Interview mit Astrid Tomczak, München

Eigenblutbehandlungen erfreuen sich sowohl in ärztlichen als auch in naturheilkundlichen Praxen großer Beliebtheit. Neben der regenerativen Wirkung und einfachen Anwendung ist, sachgerechte Durchführung und Anwendung vorausgesetzt, auch das überschaubare Nebenwirkungspotential ein wichtiger Pluspunkt. Patienten sind dem Gedanken einer Behandlung mit körpereigenen Stoffen oft eher aufgeschlossen als der Implantation alloplastischen Materials. Seit etwa 10 Jahren ist allerdings eine große Diskussion darüber im Gange, welche Behandlungsformen der Eigenbluttherapie von Ärzten und Heilpraktikern durchgeführt werden dürfen.

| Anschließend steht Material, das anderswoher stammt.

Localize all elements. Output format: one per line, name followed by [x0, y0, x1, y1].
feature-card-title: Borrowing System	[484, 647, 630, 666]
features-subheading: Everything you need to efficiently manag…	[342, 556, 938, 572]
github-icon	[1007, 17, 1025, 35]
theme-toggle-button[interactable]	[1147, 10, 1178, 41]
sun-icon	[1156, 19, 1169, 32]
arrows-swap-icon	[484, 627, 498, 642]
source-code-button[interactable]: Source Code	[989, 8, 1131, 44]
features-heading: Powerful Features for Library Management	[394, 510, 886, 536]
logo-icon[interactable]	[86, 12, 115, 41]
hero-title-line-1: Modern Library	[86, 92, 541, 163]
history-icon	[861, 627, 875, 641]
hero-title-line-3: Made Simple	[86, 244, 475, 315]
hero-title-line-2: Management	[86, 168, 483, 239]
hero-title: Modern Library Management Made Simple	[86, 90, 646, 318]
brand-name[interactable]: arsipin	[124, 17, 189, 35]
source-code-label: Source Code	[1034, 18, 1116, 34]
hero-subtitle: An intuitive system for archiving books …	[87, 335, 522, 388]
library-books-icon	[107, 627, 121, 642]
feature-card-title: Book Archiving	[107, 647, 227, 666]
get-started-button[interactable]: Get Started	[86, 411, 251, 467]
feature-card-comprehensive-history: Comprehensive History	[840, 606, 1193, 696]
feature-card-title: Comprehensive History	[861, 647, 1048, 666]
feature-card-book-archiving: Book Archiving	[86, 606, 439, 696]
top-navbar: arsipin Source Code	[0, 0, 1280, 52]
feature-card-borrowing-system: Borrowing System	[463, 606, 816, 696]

Dies hat auch zu einigen Gerichtsverfahren mit sehr unterschiedlichen Urteilen geführt. Noch steht eine letztverbindliche Klärung durch das Bundesverwaltungsgericht aus. Im Interview mit Medizin- consultant Astrid Tomczak LL.M (Pharmarecht) beleuchten wir die aktuelle Rechtslage.

Astrid Tomczak

Diskurs Dermatologie:
Frau Tomczak, welche gesetzlichen Regelungen gibt es derzeit zur Eigenbluttherapie?

Astrid Tomczak:
Die Eigenbluttherapie unterliegt drei gesetzlichen Schranken. Zunächst
ist das Transfusionsgesetz (TFG) einschlägig, welches die sichere Gewinnung und Anwendung von Blut und Blutprodukten gewährleisten soll und damit bei der Entnahme von Blut zu beachten ist. Da Blutprodukte Arzneimittel sind, unterliegt ihre Herstellung außerdem dem Arzneimittelgesetz (AMG). Zur Sicherung der Qualität, Wirksamkeit und Unbedenklichkeit von Arzneimitteln stellt es bestimmte Anforderungen an die Herstellung von Blutprodukten. Das Arzneimittelgesetz gilt ausdrücklich neben dem Transfusionsgesetz (§ 29 TFG). Am 16. August 2019 trat zusätzlich das Gesetz für mehr Sicherheit in der Arzneimittelversorgung (GSAV) in Kraft. Hierin wird die Erlaubnispflicht für die Herstellung von Arzneimitteln durch Angehörige der Heilberufe in der Praxis geregelt.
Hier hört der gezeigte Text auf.